Gluten ataxia is an autoimmune disorder in which the antibodies that are released when digesting gluten attack part of the brain by mistake.
Gluten is a protein found in wheat, rye, and barley. Though most people have no trouble with digesting this protein, many people have a gluten sensitivity or a disease called celiac sprue.
People who have issues digesting gluten may develop digestive problems and cause damage to the small intestine when they eat something containing gluten.
In some cases, the body's reaction to gluten can become quite severe. In these cases, the body starts to attack the central nervous system, which may cause gluten ataxia.
When somebody has gluten ataxia, the antibodies that are released when they digest gluten attack part of the brain called the cerebellum.
The cerebellum is the part of the brain located in the back of the head above the neck. The cerebellum is responsible for movement and has a direct impact on activities such as:
The symptoms of gluten ataxia start off mild and gradually become worse over time. When left untreated, the condition could lead to permanent damage.
There is also evidence that people who suffer from gluten ataxia will show signs of cerebellar atrophy. Cerebellar atrophy is the shrinkage of the cerebellum.

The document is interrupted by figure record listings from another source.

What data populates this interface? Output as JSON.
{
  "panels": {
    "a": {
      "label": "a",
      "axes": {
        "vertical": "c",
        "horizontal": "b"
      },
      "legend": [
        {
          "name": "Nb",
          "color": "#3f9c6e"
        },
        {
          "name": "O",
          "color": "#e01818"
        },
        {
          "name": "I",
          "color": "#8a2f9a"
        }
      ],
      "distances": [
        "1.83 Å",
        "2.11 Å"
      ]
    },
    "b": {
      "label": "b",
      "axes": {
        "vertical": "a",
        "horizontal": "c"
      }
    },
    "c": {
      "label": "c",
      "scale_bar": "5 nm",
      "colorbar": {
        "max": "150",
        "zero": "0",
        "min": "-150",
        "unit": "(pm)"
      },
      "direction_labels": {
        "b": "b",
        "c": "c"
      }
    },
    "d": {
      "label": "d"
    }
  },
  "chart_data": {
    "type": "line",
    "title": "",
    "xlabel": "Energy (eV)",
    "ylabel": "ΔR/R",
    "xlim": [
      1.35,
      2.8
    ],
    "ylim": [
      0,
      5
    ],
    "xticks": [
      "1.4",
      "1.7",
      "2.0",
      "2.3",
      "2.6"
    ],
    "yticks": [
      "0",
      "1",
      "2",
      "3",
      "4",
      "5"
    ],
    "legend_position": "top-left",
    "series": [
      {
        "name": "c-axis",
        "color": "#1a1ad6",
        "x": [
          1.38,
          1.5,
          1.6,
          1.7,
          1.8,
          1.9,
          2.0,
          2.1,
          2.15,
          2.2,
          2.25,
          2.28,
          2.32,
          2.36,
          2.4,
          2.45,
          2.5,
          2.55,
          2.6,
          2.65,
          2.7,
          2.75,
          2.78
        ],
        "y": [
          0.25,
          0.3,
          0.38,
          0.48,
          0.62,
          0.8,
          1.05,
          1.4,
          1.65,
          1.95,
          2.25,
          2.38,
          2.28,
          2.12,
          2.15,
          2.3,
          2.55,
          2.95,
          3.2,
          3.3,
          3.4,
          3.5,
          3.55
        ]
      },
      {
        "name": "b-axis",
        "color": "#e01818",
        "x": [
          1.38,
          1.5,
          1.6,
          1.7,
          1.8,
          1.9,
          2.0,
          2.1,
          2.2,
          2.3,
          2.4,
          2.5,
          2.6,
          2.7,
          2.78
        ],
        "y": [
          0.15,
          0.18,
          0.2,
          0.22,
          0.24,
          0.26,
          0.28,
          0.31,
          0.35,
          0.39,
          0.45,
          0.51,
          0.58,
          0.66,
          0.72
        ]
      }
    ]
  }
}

Unfortunately, gluten ataxia is a relatively new discovery and not yet widely accepted by doctors and other medical professionals. This can make a diagnosis and proper treatment difficult to obtain.
However, there are groups of researchers dedicated to spreading information about this rare condition.
Gluten ataxia is a progressive condition, which means that symptoms may start off mild and almost unnoticed, and gradually progress to being debilitating.
The symptoms of gluten ataxia are similar to symptoms of other ataxia conditions, which can make it tricky to get an accurate diagnosis.
Some of the more typical symptoms a person may experience include:
- problems with general movements, such as walking or arm control
- issues with coordination
- loss of precise movement skills, such as the ability to write or button a shirt
- difficulty talking
- vision issues
- symptoms of nerve damage in the hands, feet, and limbs
Although gluten ataxia is a gluten sensitivity issue, digestive issues are not typically a symptom.
Progression over time
Gluten ataxia is a slowly progressive disease. It is very similar to other types of ataxia that also affect the cerebellum. This can make it difficult to diagnose or recognize as a specific, treatable condition.
It is not uncommon for a person's general movement skills to be affected first, which is typically demonstrated by trouble walking. A person is more likely to:
- have an abnormal way of walking
As the disease progresses, a person may start to notice issues with:
- balance when standing
- difficulty with speech
- writing or getting dressed
When a person first experiences these symptoms, it is likely that they can reverse the progression through eliminating gluten from their diet.
If the condition is not stopped, however, the worsening symptoms can become permanent.
Gluten ataxia is still not a fully recognized condition. This means that the actual number of cases is difficult to determine.
Some researchers have estimated that potentially up to 41 percent of all people with ataxia of unknown origin may have gluten ataxia.
Other studies have indicated much lower numbers. One review of studies indicated a prevalence of roughly 23 percent in patients with unexplained ataxia.
Treatment is relatively simple and involves total removal of all gluten from a person's diet.
All gluten, including trace amounts of it, need to be removed entirely from the diet. Even small amounts can cause the gluten ataxia's progression to continue.
The symptoms can take some time to improve, even after the removal of gluten from the diet. It is essential that a person checks the ingredients on all food products to avoid accidentally consuming gluten.
Not all doctors agree that the removal of gluten from the diet will improve symptoms of unexplained ataxia. As such, they may not recommend or even mention the elimination of gluten from a person's diet as a potential cure for gluten ataxia.
However, anecdotal evidence suggests that people who remove gluten from their diet will see improvements in their ataxia symptoms.
It is unlikely that a person will get a specific diagnosis of gluten ataxia. Many doctors will not even test for it because of other more recognized forms of ataxia.
The methods used to diagnose the condition are also relatively new. Researchers recommend using techniques that doctors use to diagnose celiac disease, such as blood tests. A positive test result indicates that a person should start a strict gluten-free diet.
If symptoms improve, there is a strong likelihood that the person has gluten ataxia. The person should stick to the strict gluten-free diet for the remainder of their life to stop the condition from recurring.
A person diagnosed with gluten ataxia will notice their symptoms getting worse over time.
Without treatment, the central nervous system may become severely damaged, which will result in the symptoms becoming permanent.
Treatment involves a strict removal of gluten from a person's diet. The elimination of gluten will eventually cause the symptoms to clear up.
Since gluten ataxia is a relatively obscure condition, a person's doctor may not have heard of or recognize it.
Anyone who suspects that they have gluten ataxia may want to try a gluten-free diet, particularly if their symptoms have no other explanation. However, always check with a doctor that it is safe to start such a diet first.